In cancer, the extracellular matrix is extensively remodeled during chronic inflammation, thus affecting cell transcription, differentiation, migration and cell-cell interactions. Matrix metalloproteinases can degrade the extracellular matrix of tumor tissues and take important roles in disease progression. Numerous efforts to develop cancer treatments targeting matrix metalloproteinases have failed in clinical trials owing to the ineffectiveness and toxicity of the applied inhibitors. In this study, we investigated the potential of targeting matrix metalloproteinases and oncolytic virus combination in cancer therapy. We found that MMP3 expression was upregulated in various cancers and MMP3 expression in the tumor cells, but not in other tissues, was important for tumor growth and metastasis. Single treatment of colon cancer with multiple MMP3 inhibitors was not effective in mice. Nevertheless, the therapeutic effect of MMP3 was greatly improved by combination with an oncolytic virus. A potential mechanism of MMP3 in regulating tumor cell proliferation and invasion was mediated via Erk1/2 an NF-κB signaling. This study reveals that MMP3 is a promising target and the combined treatment with oncolytic virus is a potential strategy for cancer therapy.

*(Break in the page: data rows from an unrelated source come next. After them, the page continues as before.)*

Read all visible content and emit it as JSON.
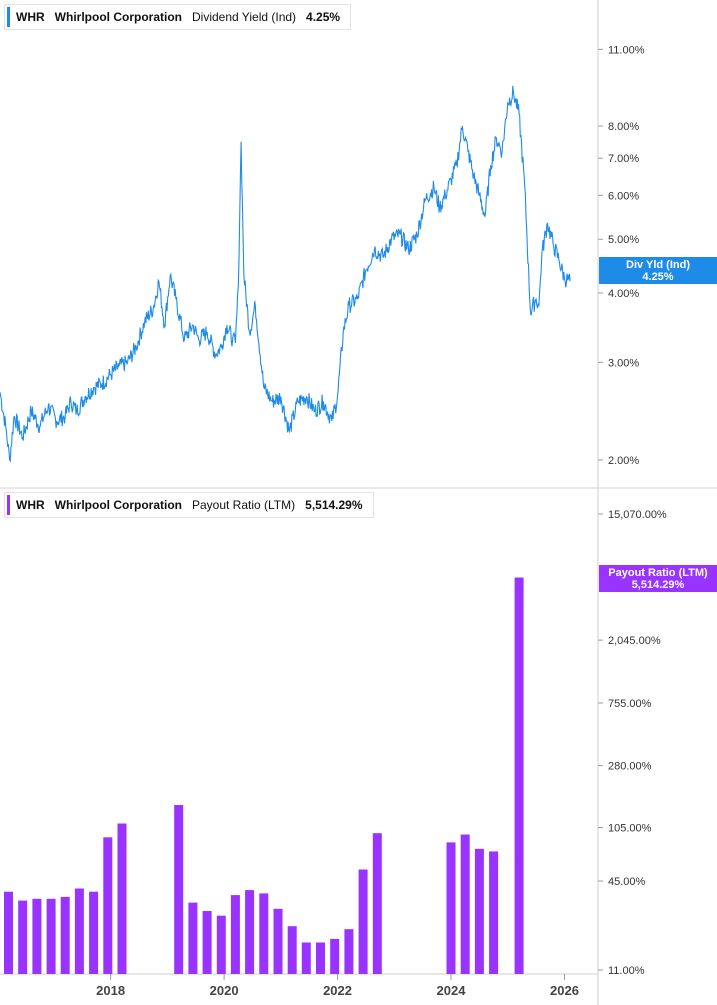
{
  "panels": [
    {
      "ticker": "WHR",
      "company": "Whirlpool Corporation",
      "metric": "Dividend Yield (Ind)",
      "value": "4.25%",
      "tag_label": "Div Yld (Ind)",
      "tag_value": "4.25%",
      "color": "#1f8be8"
    },
    {
      "ticker": "WHR",
      "company": "Whirlpool Corporation",
      "metric": "Payout Ratio (LTM)",
      "value": "5,514.29%",
      "tag_label": "Payout Ratio (LTM)",
      "tag_value": "5,514.29%",
      "color": "#9933ff"
    }
  ],
  "chart_data": [
    {
      "type": "line",
      "title": "WHR  Whirlpool Corporation  Dividend Yield (Ind)",
      "y_scale": "log",
      "y_ticks": [
        "11.00%",
        "8.00%",
        "7.00%",
        "6.00%",
        "5.00%",
        "4.00%",
        "3.00%",
        "2.00%"
      ],
      "y_tick_values": [
        11,
        8,
        7,
        6,
        5,
        4,
        3,
        2
      ],
      "ylim": [
        1.78,
        13.5
      ],
      "x_ticks": [
        "2018",
        "2020",
        "2022",
        "2024",
        "2026"
      ],
      "x_tick_values": [
        2018.0,
        2020.0,
        2022.0,
        2024.0,
        2026.0
      ],
      "xlim": [
        2016.05,
        2026.45
      ],
      "series": [
        {
          "x": [
            2016.05,
            2016.15,
            2016.22,
            2016.3,
            2016.45,
            2016.6,
            2016.75,
            2016.9,
            2017.05,
            2017.2,
            2017.3,
            2017.4,
            2017.55,
            2017.7,
            2017.85,
            2018.0,
            2018.15,
            2018.3,
            2018.45,
            2018.6,
            2018.75,
            2018.85,
            2018.95,
            2019.05,
            2019.15,
            2019.3,
            2019.45,
            2019.55,
            2019.7,
            2019.85,
            2019.95,
            2020.05,
            2020.15,
            2020.2,
            2020.25,
            2020.3,
            2020.35,
            2020.45,
            2020.55,
            2020.7,
            2020.85,
            2021.0,
            2021.15,
            2021.3,
            2021.45,
            2021.6,
            2021.75,
            2021.9,
            2022.0,
            2022.1,
            2022.2,
            2022.35,
            2022.5,
            2022.65,
            2022.8,
            2022.95,
            2023.1,
            2023.25,
            2023.4,
            2023.55,
            2023.7,
            2023.8,
            2023.9,
            2024.0,
            2024.1,
            2024.2,
            2024.3,
            2024.4,
            2024.5,
            2024.6,
            2024.7,
            2024.8,
            2024.9,
            2025.0,
            2025.1,
            2025.2,
            2025.3,
            2025.4,
            2025.5,
            2025.55,
            2025.6,
            2025.7,
            2025.8,
            2025.9,
            2026.0,
            2026.1
          ],
          "y": [
            2.65,
            2.3,
            2.0,
            2.4,
            2.2,
            2.45,
            2.3,
            2.5,
            2.35,
            2.4,
            2.55,
            2.45,
            2.6,
            2.7,
            2.75,
            2.85,
            2.95,
            3.0,
            3.2,
            3.55,
            3.75,
            4.2,
            3.5,
            4.3,
            3.9,
            3.3,
            3.5,
            3.3,
            3.4,
            3.1,
            3.2,
            3.5,
            3.3,
            3.25,
            4.1,
            7.5,
            4.3,
            3.4,
            3.8,
            2.7,
            2.55,
            2.6,
            2.25,
            2.55,
            2.6,
            2.45,
            2.55,
            2.35,
            2.6,
            3.4,
            3.8,
            3.9,
            4.4,
            4.8,
            4.65,
            5.0,
            5.1,
            4.8,
            5.1,
            5.9,
            6.2,
            5.7,
            6.0,
            6.4,
            6.8,
            8.0,
            7.2,
            6.5,
            6.0,
            5.5,
            6.8,
            7.6,
            7.2,
            8.8,
            9.2,
            8.4,
            6.2,
            3.7,
            3.9,
            3.8,
            4.7,
            5.35,
            4.9,
            4.6,
            4.25,
            4.2
          ],
          "color": "#1f8be8"
        }
      ]
    },
    {
      "type": "bar",
      "title": "WHR  Whirlpool Corporation  Payout Ratio (LTM)",
      "y_scale": "log",
      "y_ticks": [
        "15,070.00%",
        "2,045.00%",
        "755.00%",
        "280.00%",
        "105.00%",
        "45.00%",
        "11.00%"
      ],
      "y_tick_values": [
        15070,
        2045,
        755,
        280,
        105,
        45,
        11
      ],
      "ylim": [
        11,
        15070
      ],
      "x_ticks": [
        "2018",
        "2020",
        "2022",
        "2024",
        "2026"
      ],
      "x_tick_values": [
        2018.0,
        2020.0,
        2022.0,
        2024.0,
        2026.0
      ],
      "xlim": [
        2016.05,
        2026.45
      ],
      "x": [
        2016.2,
        2016.45,
        2016.7,
        2016.95,
        2017.2,
        2017.45,
        2017.7,
        2017.95,
        2018.2,
        2019.2,
        2019.45,
        2019.7,
        2019.95,
        2020.2,
        2020.45,
        2020.7,
        2020.95,
        2021.2,
        2021.45,
        2021.7,
        2021.95,
        2022.2,
        2022.45,
        2022.7,
        2024.0,
        2024.25,
        2024.5,
        2024.75,
        2025.2
      ],
      "values": [
        38,
        33,
        34,
        34,
        35,
        40,
        38,
        90,
        112,
        150,
        32,
        28,
        26,
        36,
        39,
        37,
        29,
        22,
        17,
        17,
        18,
        21,
        54,
        96,
        83,
        94,
        75,
        72,
        5514.29
      ],
      "color": "#9933ff"
    }
  ]
}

在癌症中，细胞外基质在慢性炎症期间被广泛重塑，从而影响细胞转录、分化、迁移和细胞间相互作用。基质金属蛋白酶可以降解肿瘤组织的细胞外基质，在疾病进展中发挥重要作用。由于所应用的抑制剂的无效性和毒性，许多开发靶向基质金属蛋白酶的癌症治疗的努力在临床试验中都失败了。在这项研究中，我们研究了靶向基质金属蛋白酶和溶瘤病毒组合在癌症治疗中的潜力。我们发现 MMP3 表达在各种癌症中上调，肿瘤细胞中的 MMP3 表达对肿瘤生长和转移很重要，但在其他组织中则不然。用多种 MMP3 抑制剂单次治疗结肠癌对小鼠无效。然而，通过与溶瘤病毒的组合，MMP3的治疗效果大大提高。MMP3 调节肿瘤细胞增殖和侵袭的潜在机制是通过 Erk1/2 和 NF-κB 信号传导介导的。该研究表明，MMP3 是一个很有前景的靶点，与溶瘤病毒联合治疗是癌症治疗的潜在策略。